One current line of research is to examine how this model can inform the interpretation of student behavior in classroom interactions, as well as subsequent development of curriculum for use in middle school education. This is part of research conducted in the context of the NSF National AI Institute for Student-AI Teaming (iSAT)Footnote 2. The goal is to imagine a range of increasingly sophisticated “AI partners” that a teacher could have as an assistant in a classroom. One particular task for this partner would be the interpretation of student behavior and attention to the lesson at hand. This is a challenging problem for AI but not for a seasoned teacher, since the latter can understand when a student is engaged in on-topic behavior or when they are acting out.

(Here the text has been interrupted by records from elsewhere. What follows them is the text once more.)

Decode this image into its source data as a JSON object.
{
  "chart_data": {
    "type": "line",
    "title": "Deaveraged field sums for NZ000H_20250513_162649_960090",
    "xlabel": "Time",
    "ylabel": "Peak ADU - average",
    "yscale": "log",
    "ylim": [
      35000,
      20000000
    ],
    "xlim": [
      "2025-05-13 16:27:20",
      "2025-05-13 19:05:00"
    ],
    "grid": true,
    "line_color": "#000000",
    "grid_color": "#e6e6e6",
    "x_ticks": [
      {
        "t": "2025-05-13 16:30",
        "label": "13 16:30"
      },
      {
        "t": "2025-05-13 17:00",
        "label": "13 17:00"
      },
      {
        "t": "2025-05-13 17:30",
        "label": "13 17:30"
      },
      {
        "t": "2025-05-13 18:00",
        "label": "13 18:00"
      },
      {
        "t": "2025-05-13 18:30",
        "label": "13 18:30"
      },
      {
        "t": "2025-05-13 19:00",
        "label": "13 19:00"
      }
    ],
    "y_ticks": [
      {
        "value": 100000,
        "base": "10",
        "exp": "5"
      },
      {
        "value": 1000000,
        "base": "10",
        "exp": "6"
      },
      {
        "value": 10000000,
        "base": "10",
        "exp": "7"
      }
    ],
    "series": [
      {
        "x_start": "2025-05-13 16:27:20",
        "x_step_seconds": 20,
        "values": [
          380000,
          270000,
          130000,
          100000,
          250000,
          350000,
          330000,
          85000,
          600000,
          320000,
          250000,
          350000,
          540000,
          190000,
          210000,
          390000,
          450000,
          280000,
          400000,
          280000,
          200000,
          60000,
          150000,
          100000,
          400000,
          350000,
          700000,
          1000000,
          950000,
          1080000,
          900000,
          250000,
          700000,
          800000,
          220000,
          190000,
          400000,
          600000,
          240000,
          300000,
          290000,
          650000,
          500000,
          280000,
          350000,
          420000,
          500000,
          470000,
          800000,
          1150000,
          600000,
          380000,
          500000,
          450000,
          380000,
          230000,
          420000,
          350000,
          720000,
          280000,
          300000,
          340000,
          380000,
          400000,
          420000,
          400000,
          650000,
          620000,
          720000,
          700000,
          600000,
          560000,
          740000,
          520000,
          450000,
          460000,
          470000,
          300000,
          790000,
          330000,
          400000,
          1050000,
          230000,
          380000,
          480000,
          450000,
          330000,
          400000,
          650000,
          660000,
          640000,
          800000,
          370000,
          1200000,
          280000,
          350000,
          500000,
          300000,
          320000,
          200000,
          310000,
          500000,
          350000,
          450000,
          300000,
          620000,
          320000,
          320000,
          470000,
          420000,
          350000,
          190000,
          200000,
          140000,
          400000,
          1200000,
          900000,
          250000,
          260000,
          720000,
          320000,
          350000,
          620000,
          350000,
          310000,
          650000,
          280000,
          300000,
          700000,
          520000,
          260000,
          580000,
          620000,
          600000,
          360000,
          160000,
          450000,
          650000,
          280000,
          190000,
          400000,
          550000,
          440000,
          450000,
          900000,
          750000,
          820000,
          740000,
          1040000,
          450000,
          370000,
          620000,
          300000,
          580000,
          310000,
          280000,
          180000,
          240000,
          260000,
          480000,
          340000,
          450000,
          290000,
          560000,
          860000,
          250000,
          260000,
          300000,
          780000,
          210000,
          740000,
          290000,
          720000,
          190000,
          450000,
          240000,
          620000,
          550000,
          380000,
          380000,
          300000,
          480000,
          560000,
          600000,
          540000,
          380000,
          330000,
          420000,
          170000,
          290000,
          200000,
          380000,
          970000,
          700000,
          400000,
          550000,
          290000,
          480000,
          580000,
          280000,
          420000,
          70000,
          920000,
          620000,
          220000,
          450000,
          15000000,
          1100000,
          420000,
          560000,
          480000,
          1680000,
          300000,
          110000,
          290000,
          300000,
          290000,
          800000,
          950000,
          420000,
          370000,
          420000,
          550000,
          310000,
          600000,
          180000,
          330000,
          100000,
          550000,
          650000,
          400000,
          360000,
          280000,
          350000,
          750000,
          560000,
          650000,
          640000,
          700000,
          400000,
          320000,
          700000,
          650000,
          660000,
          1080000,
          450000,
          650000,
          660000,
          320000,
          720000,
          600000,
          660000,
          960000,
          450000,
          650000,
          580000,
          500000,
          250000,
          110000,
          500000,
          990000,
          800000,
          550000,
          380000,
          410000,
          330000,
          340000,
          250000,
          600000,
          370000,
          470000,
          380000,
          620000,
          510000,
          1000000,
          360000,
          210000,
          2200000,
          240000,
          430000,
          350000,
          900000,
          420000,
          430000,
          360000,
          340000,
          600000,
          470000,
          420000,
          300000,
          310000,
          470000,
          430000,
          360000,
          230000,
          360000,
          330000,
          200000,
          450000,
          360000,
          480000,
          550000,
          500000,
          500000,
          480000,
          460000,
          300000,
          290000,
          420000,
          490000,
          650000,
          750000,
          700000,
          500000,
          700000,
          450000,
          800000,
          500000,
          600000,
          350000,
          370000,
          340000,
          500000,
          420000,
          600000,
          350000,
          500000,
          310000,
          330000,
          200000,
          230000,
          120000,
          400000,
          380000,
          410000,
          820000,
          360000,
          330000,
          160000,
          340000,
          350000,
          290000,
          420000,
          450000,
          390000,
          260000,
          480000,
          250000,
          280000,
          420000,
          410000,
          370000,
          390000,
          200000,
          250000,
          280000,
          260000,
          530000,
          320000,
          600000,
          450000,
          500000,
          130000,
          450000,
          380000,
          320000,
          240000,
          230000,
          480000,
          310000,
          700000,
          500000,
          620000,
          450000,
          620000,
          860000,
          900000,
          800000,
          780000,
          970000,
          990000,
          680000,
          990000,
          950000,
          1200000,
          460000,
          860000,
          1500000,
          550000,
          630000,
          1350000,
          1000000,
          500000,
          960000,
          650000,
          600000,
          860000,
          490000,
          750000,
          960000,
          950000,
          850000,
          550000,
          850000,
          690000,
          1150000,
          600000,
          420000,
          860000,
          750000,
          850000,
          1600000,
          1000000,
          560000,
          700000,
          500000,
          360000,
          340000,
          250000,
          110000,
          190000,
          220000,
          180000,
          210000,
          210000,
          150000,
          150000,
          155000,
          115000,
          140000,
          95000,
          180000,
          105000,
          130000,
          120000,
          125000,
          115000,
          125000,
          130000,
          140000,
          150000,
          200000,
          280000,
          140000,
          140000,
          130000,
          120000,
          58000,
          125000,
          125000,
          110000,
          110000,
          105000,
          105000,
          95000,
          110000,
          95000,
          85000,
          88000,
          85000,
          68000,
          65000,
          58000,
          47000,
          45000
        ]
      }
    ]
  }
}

Following developments within the area of embodied cognition [15, 81, 82, 90], it is interesting to see how this plays out. As a case in point, we have examined extensive videos of classroom lessons from an urban public school, while they are engaged in science immersion units. What is immediately clear is the need to distinguish between actions that are associated with an “embodied solution" to a task in the curriculum, from simply random actions performed off-topic. For example, consider the task of determining the characteristics of a disk, from a collection of objects. One way is to determine the relative height and diameter of each object. However, another means is to test the objects through experienced play, determining whether, for example, they can be thrown like a disk. In the images below, we see a girl testing a roll of tape, which satisfies the embodied action associated with a disk: it can be grasped, flicked and then released, and it moves through the air. That is, the girl is answering the question through actions on the object, using her body and reasoning from the consequences of the actions. This is embodied cognition.

This is an embodied cognitive solution utilizing the notion of affordances as developed in this paper, and is, we believe, an interesting direction for further research [45, 71].